NEW YORK — Early Tuesday afternoon, it is not the Bruins’ concern that Episode 2 of “Road to the Winter Classic’’ is due for delivery to Epix in less than 24 hours. Following a screening of the second episode, the Bruins’ bosses (president Cam Neely and general manager Don Sweeney are among the watchers) do not care for a shot of Zdeno Chara sleeping on the plane or several off-camera swears. They need to go.

After he receives the e-mail, producer Ross Greenburg tells his crew to scrub the objectionable scenes. Then Greenburg and writer Aaron Cohen prepare for narrator Bill Camp, who is in Fort Myers, Fla., to read his script, which Cohen started writing the day before.
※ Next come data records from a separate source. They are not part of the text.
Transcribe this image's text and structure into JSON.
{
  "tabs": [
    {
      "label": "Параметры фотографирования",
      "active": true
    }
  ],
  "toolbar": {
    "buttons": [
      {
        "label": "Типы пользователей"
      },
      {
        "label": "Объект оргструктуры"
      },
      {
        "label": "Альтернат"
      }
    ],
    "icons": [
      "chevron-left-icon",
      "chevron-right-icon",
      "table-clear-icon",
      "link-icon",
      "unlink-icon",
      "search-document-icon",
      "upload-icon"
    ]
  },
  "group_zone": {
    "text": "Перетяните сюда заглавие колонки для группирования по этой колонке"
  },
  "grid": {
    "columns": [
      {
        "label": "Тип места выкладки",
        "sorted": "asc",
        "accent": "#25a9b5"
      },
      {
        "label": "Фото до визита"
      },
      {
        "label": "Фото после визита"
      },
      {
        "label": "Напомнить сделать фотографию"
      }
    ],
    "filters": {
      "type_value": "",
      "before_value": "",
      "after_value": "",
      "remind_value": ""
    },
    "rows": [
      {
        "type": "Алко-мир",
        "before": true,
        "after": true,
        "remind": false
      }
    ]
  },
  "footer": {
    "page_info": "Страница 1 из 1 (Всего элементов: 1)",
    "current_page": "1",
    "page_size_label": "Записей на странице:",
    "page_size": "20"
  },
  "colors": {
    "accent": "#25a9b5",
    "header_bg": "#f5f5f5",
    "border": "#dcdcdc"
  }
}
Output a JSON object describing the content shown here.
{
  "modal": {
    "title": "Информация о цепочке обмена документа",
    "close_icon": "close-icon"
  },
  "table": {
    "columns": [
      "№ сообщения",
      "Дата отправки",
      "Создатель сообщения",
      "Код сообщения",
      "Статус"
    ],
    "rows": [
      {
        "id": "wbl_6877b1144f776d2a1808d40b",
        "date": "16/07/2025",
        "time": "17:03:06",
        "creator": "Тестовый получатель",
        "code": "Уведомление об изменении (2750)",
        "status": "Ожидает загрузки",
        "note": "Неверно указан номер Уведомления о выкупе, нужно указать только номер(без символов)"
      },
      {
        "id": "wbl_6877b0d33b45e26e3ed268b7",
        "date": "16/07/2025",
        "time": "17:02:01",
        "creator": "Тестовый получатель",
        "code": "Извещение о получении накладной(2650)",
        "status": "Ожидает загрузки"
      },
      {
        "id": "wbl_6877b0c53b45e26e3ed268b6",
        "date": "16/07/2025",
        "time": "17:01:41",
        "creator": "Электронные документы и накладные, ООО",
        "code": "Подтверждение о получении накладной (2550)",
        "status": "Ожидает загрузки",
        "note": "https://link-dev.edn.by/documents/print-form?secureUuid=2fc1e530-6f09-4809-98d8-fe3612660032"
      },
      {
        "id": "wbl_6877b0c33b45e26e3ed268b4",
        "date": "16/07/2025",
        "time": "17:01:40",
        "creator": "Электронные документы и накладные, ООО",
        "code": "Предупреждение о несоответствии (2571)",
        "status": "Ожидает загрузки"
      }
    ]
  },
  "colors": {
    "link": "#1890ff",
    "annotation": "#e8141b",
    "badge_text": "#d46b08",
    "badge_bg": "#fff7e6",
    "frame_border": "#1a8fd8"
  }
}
Camp begins his narration at 5 p.m. via an ISDN line.

Meanwhile, producers and editors in four editing rooms at Vidiots, the SoHo production company in charge of the series, are performing final color corrections on each segment. At 9 p.m., all the sound — music, Camp’s narration, slaps of the puck during games, and all those glorious curses viewers never get to hear — is synched to the video, a process that does not conclude until 6 a.m. Wednesday.

After a final screening Wednesday morning, Episode 2 will be shipped to Epix by 1 p.m. Nine hours later, it will air on the network and online at www.nhl.com and www.bostonbruins.com. In Boston, Epix is not available on Comcast or DirecTV.
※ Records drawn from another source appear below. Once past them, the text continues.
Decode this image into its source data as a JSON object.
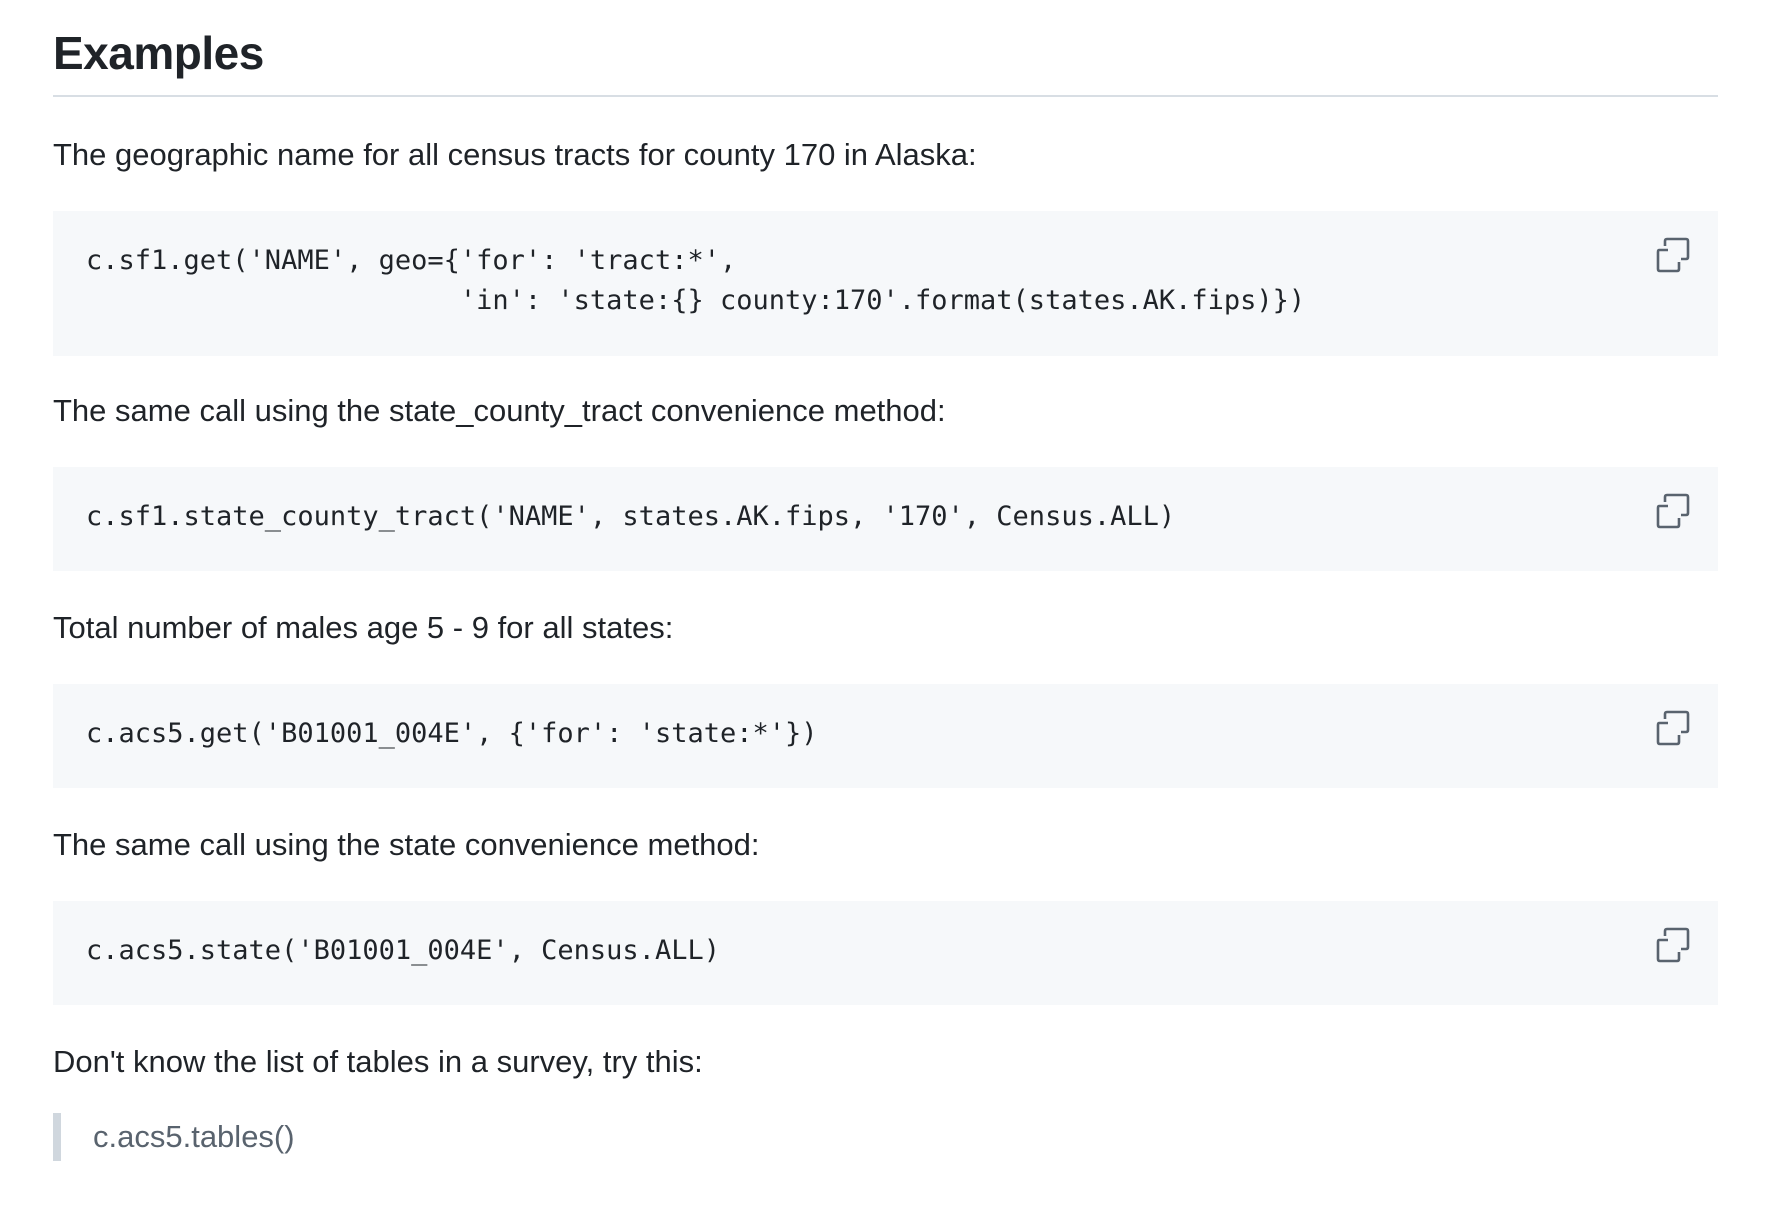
{
  "heading": "Examples",
  "sections": [
    {
      "text": "The geographic name for all census tracts for county 170 in Alaska:",
      "code": "c.sf1.get('NAME', geo={'for': 'tract:*',\n                       'in': 'state:{} county:170'.format(states.AK.fips)})"
    },
    {
      "text": "The same call using the state_county_tract convenience method:",
      "code": "c.sf1.state_county_tract('NAME', states.AK.fips, '170', Census.ALL)"
    },
    {
      "text": "Total number of males age 5 - 9 for all states:",
      "code": "c.acs5.get('B01001_004E', {'for': 'state:*'})"
    },
    {
      "text": "The same call using the state convenience method:",
      "code": "c.acs5.state('B01001_004E', Census.ALL)"
    },
    {
      "text": "Don't know the list of tables in a survey, try this:"
    }
  ],
  "blockquote": "c.acs5.tables()",
  "icons": {
    "copy": "copy-icon"
  }
}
It will take viewers 56 minutes and 30 seconds to consume. The episode distills approximately 200 hours of footage. To comb through the barrage of material and package it requires an around-the-clock process, including some last-minute cramming, to turn each episode into the best presentation of hockey ever associated with the NHL.

“Normal reality shows shoot all their material, then they go into the room for six months and put together 13 episodes,’’ Greenburg said. “Our clock is totally different. Our clock is all this stuff comes in, and within seven days, it’s on the air. There are people in reality programming that look at what we do and say, ‘How do you do that?’ They literally don’t know how we do it.’’

Panning for gold

Greenburg’s mandate is to bring viewers, both hardcore and casual fans, inside the game. The first three episodes chronicle how the Bruins and Canadiens progress through three weeks approaching the Winter Classic. Episode 4 will be dedicated to the Jan. 1 outdoor game at Gillette Stadium.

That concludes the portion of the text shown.